At our recent meeting, Jackee McNitt Engles, Assistant Director of the CGU Office of Career Management, was kind enough to share her knowledge about curriculum vitae development. She even brought each of us a wonderful booklet, Building a Professional CV, to use for future reference.
CVs are much longer than resumes, tending toward completeness rather than being concise. It is acceptable for your CV to be as long as it takes to highlight everything relevant to the position. Name dropping is acceptable in CVs when it is relevant.
CVs have a very flexible format, although education is always listed first. CVs contain many more categories than resumes. List categories in order of importance, then use reverse chronology within each category. How you construct your CV says something about your personality. Regardless of how you construct yours, make sure that it is clean, consistent, and readable. Katie mentioned that she has a master CV that she tailors to each job. Jackee said this was a great idea.
The "heart and soul" of a CV is the accomplishment statement. This differs from a job description because it gives you the opportunity to describe what you actually did, rather than what the job required. It is extremely important to quantify your experience in terms of scope and results. The group took turns writing sample accomplishment statements. For example: "Increased sales 50% in the first year of business."
Jackee reminded us that your CV is one tool in your job search arsenal. By far the most important tool will be your personal contacts.

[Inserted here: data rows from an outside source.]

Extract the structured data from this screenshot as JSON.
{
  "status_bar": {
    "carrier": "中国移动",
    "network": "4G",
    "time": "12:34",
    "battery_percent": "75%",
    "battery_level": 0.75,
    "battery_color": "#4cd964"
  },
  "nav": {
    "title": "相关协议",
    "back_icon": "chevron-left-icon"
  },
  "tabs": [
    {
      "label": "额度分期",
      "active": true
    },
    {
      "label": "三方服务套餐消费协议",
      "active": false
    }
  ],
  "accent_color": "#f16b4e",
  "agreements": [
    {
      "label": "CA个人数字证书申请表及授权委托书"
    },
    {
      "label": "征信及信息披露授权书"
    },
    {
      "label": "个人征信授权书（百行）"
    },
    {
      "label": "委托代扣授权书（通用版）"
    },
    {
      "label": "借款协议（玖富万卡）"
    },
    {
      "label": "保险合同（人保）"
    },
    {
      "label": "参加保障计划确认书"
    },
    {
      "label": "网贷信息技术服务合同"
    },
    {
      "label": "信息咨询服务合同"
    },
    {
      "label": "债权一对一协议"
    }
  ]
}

She recommended that if you use a portfolio, it would be appropriate to take it to an interview, but for the application it is better to post it on a website and list the link to it on your CV.
Jackee also told us about a service called interfolio, which applicants can use (for a fee) to store, manage, and send electronic and print files. http://www.interfolio.com/.

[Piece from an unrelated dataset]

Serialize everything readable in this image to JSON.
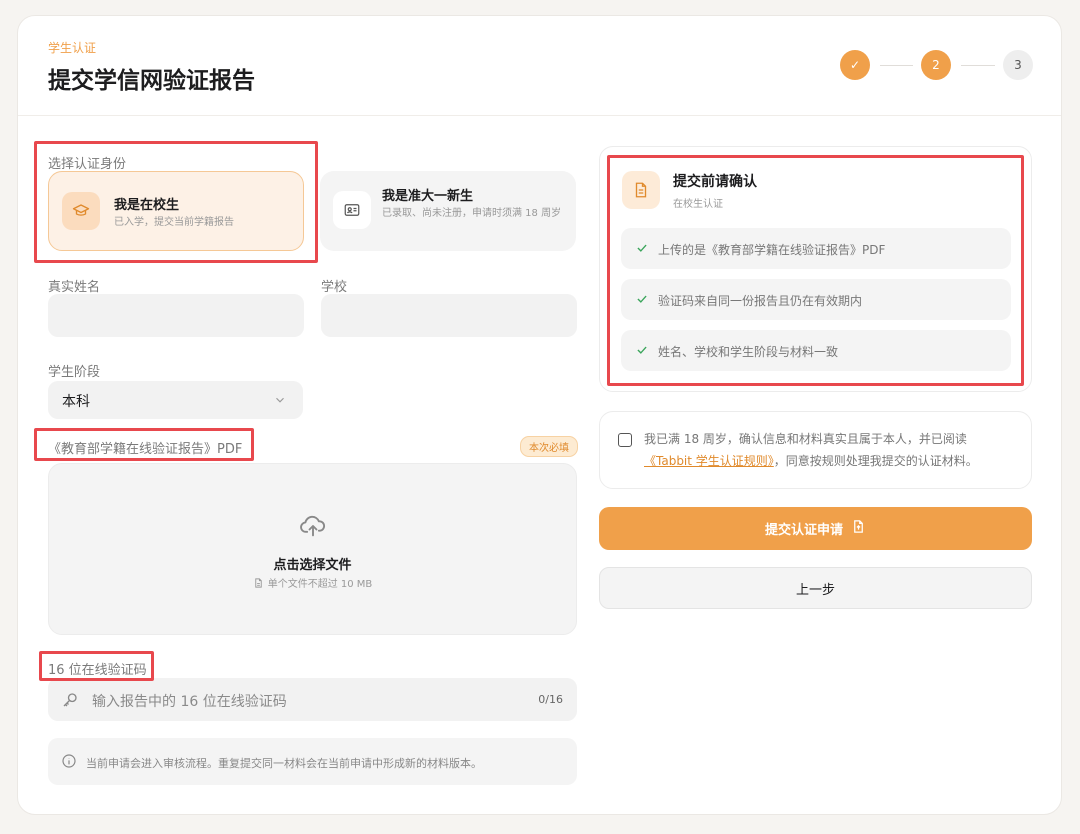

Is there anything I should leave off of my CV? Definitely leave off information that is illegal to ask. For example, leave out information about your marital status or age. There's a reason these questions are illegal. People do have biases. Typically, you would also leave out hobbies and personal information, but there is the exception to the rule - in some cases it makes sense to add them. And if you have volunteer work, definitely add that under a separate heading for volunteer work.
How far back should a CV go? CVs can go back forever if relevant, but at least ten years.
What font should I use for my CV? 12 point is ideal; 11 is the smallest. Any font that is standard in emailed documents will work, such as Times New Roman, Arial, and Garamond.
How should I send a paper version of my CV? Paperclip pages together and put a running header with your name, email, and phone number on each page except the first one.
How do you ask for an informational interview? Call the person and say that (your contact person's name) suggested that I call you. Ask for 15 minutes of the person's time, although it would be extremely rare for the informational interview to limit it to 15 minutes.
What if you aren't sure of your exact quantifications (in your accomplishment statements)? You need to feel comfortable with what you have written. If you aren't it will show in an interview. If you are not sure of your exact numbers, use qualifier words like "approximately" in your statemtents.
What additional services does your office offer? I thought you would never ask. Page 15 (of the booklet) lists our additional services, as does our website www.cgu.edu/ocm. Also, in my office I have a list of 500 alumni in various fields who are willing to conduct informational interviews.